Kubrick Box

This was written for New Escapologist‘s now-defunct Patreon situation in 2020. It was part of a show-and-tell series called ‘Hypocrite Minimalist’.

Object Number 3 in our inventory is my Kubrick Box. All will be explained. I have written a thousand words here about a cardboard box. No, it’s you who is weird.

Sixteen years ago, I sat in an office canteen on my lunch break and read a story by Jon Ronson in the Guardian. Pre- smartphone ubiquity, the paper was in print and my eyes were on stalks.

Ronson told the story of how he’d visited the English estate of Stanley Kubrick after his death and been confronted by boxes and boxes and boxes.

“There are boxes everywhere,” wrote Jon Ronson, “shelves of boxes in the stable block, rooms full of boxes in the main house. In the fields, where racehorses once stood and grazed, are half a dozen portable cabins, each packed with boxes.”

Kubrick, famously obsessive, had kept almost everything from his life in film.

As well as being a Kubrick fan, I also had a slightly complicated relationship with stuff. By 2003, I already had a tendency towards Minimalism but this had come after an early life of collecting things. I still liked material objects, especially when they were archived or organised in some fussy and logical way. I loved (and still love) libraries, museums, storehouses and collections, so long as I don’t have to own them myself, and I admired Kubrick’s demented, almost religious, maximalism.
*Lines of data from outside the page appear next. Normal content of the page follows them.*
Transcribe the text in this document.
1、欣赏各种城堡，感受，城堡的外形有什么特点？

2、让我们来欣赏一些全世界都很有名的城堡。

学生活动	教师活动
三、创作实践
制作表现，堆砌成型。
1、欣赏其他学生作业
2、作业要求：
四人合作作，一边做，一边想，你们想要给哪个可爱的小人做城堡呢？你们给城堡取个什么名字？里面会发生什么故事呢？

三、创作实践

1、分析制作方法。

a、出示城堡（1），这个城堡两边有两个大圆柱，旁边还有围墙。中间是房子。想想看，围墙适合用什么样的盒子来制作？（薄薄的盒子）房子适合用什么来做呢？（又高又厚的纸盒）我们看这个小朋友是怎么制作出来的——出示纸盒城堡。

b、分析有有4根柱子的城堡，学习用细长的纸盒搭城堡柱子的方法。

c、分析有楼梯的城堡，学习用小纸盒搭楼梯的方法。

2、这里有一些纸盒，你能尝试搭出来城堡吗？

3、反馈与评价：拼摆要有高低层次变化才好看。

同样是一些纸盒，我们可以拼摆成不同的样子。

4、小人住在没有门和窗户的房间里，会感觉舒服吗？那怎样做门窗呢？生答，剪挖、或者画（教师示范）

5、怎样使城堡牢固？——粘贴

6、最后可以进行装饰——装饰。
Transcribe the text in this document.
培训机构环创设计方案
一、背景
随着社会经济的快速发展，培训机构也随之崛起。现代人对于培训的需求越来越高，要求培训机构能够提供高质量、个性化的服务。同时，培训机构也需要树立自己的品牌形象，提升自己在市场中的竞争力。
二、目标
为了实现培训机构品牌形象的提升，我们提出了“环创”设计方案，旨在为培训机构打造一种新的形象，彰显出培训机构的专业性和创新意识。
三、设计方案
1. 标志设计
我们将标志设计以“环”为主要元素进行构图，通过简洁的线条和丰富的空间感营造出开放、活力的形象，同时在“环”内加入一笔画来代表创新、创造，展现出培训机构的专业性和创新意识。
A few years passed and I escaped office life. In a bookshop in New York, I picked up a collection of Jon Ronson’s journalism. I wondered if the Kubrick article had made the cut. It had. So I read it again. I bought the book and took to reading the Kubrick piece every so often. I found it soothing. All that nicely-organised cardboard. Ah, lovely.

When I told someone this, they looked at me askance and said, “do you mean the film about Stanley Kubrick’s boxes?” A film? Well, no it was in the newspaper ages ago. But it turned out Ronson had made a film about it in the meantime.

In the film, there’s picture after picture of the boxes. Some of them are opened in what is essentially a really good unboxing video. At the end, the boxes are shown being taken away to the University of the Arts London. I was a bit sad to see this, preferring to think of the boxes in their original home, but at least you can go and look at the boxes now if you want to, without even having to be Jon Ronson.

A filmmaker friend AJ (Hi, AJ!) went to see the archive a few years ago and there’s a Taschen book about it too, full of photographs.

Ronson says in his film that he’d been looking for a “rosebud” in the boxes but that, actually, the boxes themselves were the key to Kubrick’s character. Apparently, Kubrick hadn’t been willing to settle for the standard archive box you can buy from stationery stores (though it’s on record that he loved commercial stationery from his local Rymans) and went to the lengths of commissioning the perfect archive box from a box manufacturer.

There’s a memo from the box maker in the archive with a note about the “fussy customer” who wants the lid to slide off without a struggle but not to fall off by chance. Also on that memo was the name of the box company: G. Ryder and Co.

I wonder if they’re still in business, I thought one day. I Googled. They are. I called them, a man picked up the phone, and I asked if he could make me a box exactly to Stanley Kubrick’s specifications. He laughed at me.

“I’m researching a book about Stanley Kubrick,” I lied.

“Well,” he said, we don’t normally take orders for a single box. We have to make a whole run of them.” And if they did that, he explained, it would cost thousands of pounds for loads of unwanted boxes.

“But since you’re working on a book,” he said, “I’ll do you a box for forty pounds.”

Forty pounds. After embracing and selling off all my CDs one by one, was I really going to spend forty actual quid on a cardboard box?

“Okay,” I said.

A couple of weeks later, the boxes arrived. Two of them! A steal at twenty quid apiece.

I now use them as, well, archive boxes. The box maker, meanwhile, now sells them as a featured product with a clip from Ronson’s film.

Showing my boxes off to Landis one night, (Landis being easily as fussy as Stanley Kubrick and didn’t think it was strange that I wanted to show him a cardboard box) we wondered if one day “a Kubrick” could be a standard measure of stuff.

People could say “yeah, I’ve got 736 Kubricks at home” or “did you know Bill Gates has an estimated three-million Kubricks spread over six different homes?” or “I have whittled my life down to three eminently-portable Kubricks.” It’s a lovely dream.